The Selection Committee voted Jon Brockman as the recipient of this year's award.
Jon, a first-team All-Pac-10 selection for the second time, led his 2008-2009 Huskies team to a 26-9 record. The 6-7 senior from Snohomish, Washington, started 129 times and played in 131 games during his four seasons at the University of Washington. He led the Huskies in rebounding four-straight seasons, led the Pac-10 the last three and finished the recently-concluded 2009 season ranked seventh nationally.
He completed his collegiate career with 1,805 points (13.8 ppg) and 1,283 rebounds (9.8 rpg). Jon is the University of Washington's all-time leading rebounder and second-leading scorer.
He is the first Husky and only the fourth player in Pac-10 history to surpass 1,800 career points and 1,200 rebounds. Jon finished his career with 60 double-doubles, the nation's leader among active players.
A spring 2009 degree candidate, Jon is an Architectural Studies/Construction Management major. He has been active in the community in numerous youth programs and volunteers in charitable activities in Snohomish.
Wake Forest center Tim Duncan was the award's first recipient in 1997. Since that time, players such as Eduardo Najera (Oklahoma), Shane Battier (Duke), Emeka Okafor (Connecticut) and Acie Law IV (Texas A&M) have earned the honor.
The Coach Clair Bee Award honors the Active Division I men's basketball coach who has made the most significant positive contribution to his sport during the preceding year. The winner reflects the character and professional qualities of Clair Bee, a Hall of Fame coach whom many consider the best technical basketball coach in history and a man who cared deeply about his players' well being.
The four finalists for the Clair Bee Award were: Mike Anderson (University of Missouri), Brad Greenberg (Radford University), Trent Johnson (Louisiana State University), and Andy Kennedy (University of Mississippi).
Coach Mike Anderson directed the largest turnaround in major college basketball this year.
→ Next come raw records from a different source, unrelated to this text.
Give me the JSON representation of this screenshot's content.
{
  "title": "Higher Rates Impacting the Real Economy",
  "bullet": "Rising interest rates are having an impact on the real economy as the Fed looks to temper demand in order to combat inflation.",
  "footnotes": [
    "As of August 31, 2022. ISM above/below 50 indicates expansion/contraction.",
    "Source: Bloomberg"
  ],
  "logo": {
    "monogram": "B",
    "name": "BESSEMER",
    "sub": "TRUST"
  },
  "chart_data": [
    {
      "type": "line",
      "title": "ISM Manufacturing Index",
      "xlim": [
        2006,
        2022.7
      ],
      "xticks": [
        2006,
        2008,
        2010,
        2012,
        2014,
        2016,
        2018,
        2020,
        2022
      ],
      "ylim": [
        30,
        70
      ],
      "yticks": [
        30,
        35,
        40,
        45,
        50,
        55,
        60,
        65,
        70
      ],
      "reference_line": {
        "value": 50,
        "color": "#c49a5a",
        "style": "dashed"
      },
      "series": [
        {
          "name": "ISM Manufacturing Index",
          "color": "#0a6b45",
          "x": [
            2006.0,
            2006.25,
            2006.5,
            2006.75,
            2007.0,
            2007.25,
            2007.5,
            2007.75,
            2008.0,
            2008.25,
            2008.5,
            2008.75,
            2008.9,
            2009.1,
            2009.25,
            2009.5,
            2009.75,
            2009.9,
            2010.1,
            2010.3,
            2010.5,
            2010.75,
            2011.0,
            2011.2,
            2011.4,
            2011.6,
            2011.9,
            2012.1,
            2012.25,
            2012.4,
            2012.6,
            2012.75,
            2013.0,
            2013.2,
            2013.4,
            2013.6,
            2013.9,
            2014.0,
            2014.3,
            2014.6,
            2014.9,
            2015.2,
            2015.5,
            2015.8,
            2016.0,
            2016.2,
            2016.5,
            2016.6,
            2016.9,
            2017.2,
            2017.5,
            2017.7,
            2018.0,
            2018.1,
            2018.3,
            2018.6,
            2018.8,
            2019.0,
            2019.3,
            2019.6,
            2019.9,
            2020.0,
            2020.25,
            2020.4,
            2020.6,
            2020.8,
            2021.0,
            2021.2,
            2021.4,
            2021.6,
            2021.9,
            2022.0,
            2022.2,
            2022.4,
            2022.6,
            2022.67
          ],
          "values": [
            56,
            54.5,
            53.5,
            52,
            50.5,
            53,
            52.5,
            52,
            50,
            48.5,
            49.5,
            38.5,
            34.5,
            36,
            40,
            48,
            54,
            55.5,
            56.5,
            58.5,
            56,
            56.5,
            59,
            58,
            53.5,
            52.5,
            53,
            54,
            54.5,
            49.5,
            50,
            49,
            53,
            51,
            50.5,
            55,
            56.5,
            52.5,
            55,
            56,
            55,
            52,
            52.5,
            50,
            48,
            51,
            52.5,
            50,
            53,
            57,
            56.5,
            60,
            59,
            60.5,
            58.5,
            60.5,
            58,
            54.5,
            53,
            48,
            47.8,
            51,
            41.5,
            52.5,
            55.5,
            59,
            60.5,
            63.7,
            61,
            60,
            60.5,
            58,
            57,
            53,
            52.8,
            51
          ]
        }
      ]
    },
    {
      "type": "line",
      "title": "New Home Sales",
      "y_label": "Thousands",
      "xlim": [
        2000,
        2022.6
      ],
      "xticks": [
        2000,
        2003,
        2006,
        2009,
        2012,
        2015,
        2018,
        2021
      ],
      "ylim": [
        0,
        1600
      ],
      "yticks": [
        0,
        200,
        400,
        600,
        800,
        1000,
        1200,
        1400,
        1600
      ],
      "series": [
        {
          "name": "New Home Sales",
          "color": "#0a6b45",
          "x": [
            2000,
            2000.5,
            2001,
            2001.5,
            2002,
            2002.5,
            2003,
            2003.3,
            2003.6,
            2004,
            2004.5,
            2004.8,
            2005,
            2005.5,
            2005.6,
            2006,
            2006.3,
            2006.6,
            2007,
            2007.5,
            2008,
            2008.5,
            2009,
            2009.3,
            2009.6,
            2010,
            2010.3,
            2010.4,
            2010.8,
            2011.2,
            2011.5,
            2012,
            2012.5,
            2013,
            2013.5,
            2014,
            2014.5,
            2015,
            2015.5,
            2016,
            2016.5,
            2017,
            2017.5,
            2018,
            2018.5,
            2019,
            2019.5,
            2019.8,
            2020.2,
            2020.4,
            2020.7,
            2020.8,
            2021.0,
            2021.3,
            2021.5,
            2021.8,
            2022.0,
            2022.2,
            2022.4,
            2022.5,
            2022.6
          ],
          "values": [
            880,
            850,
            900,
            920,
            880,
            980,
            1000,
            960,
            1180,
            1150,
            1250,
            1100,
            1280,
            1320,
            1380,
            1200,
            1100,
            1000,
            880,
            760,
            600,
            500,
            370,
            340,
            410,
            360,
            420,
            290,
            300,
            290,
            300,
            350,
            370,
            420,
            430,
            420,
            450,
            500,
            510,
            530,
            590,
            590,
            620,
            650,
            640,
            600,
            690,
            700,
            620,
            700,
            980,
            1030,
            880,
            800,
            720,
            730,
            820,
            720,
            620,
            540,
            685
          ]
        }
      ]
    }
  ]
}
Missouri improved 15 games from last season's 16-16 mark to go 31-7 in the 2008-2009 season.
He led the Tigers to its first Big 12 Tournament Championship and secured a 12-4 mark in Big 12 conference play, which is the best in school history.
Missouri extended its home-court winning streak to 19 games this year giving the Tigers a perfect 18-0 record for 2008-2009 with a 25.2 ppg scoring margin.
Coach Anderson led Missouri to its first national ranking since the 2003-2004 season and its first Top 10 national ranking in March since 1993-1994.
Coach Clair F. Bee, the late Long Island University coach and Hall of Famer, compiled an .826 lifetime winning percentage, still the best in major-college coaching history. Known as the "Innovator", Clair Bee's influence on the game also extended to strategies such as the 1-3-1 zone defense and the 3-second rule, sports camps at Oriental, Manhattan, and Brighton beaches as well as Camp All-America and Kutsher's Sports Academy, writing technical coaching books, and conducting coaching clinics around the world.
By the time he left coaching in the 1950s, Clair Bee had already begun writing the Chip Hilton Sports Series, considered the top sports fiction series ever written.
Chip Hilton Sports began presenting the two awards in 1997 as a way to honor outstanding excellence and character in college basketball.
The Selection Committee is composed of: Dan Beebe, Jay Bilas, Dave Gavitt, Bob Hammel, Bob Knight, Pat Knight, Billy Packer, Dean Smith, and Dick Vitale.
Coach Bob McKillop of Davidson College was the 2008 Clair Bee Award winner. Last season's Chip Hilton Award winner was Mike Green of Butler University.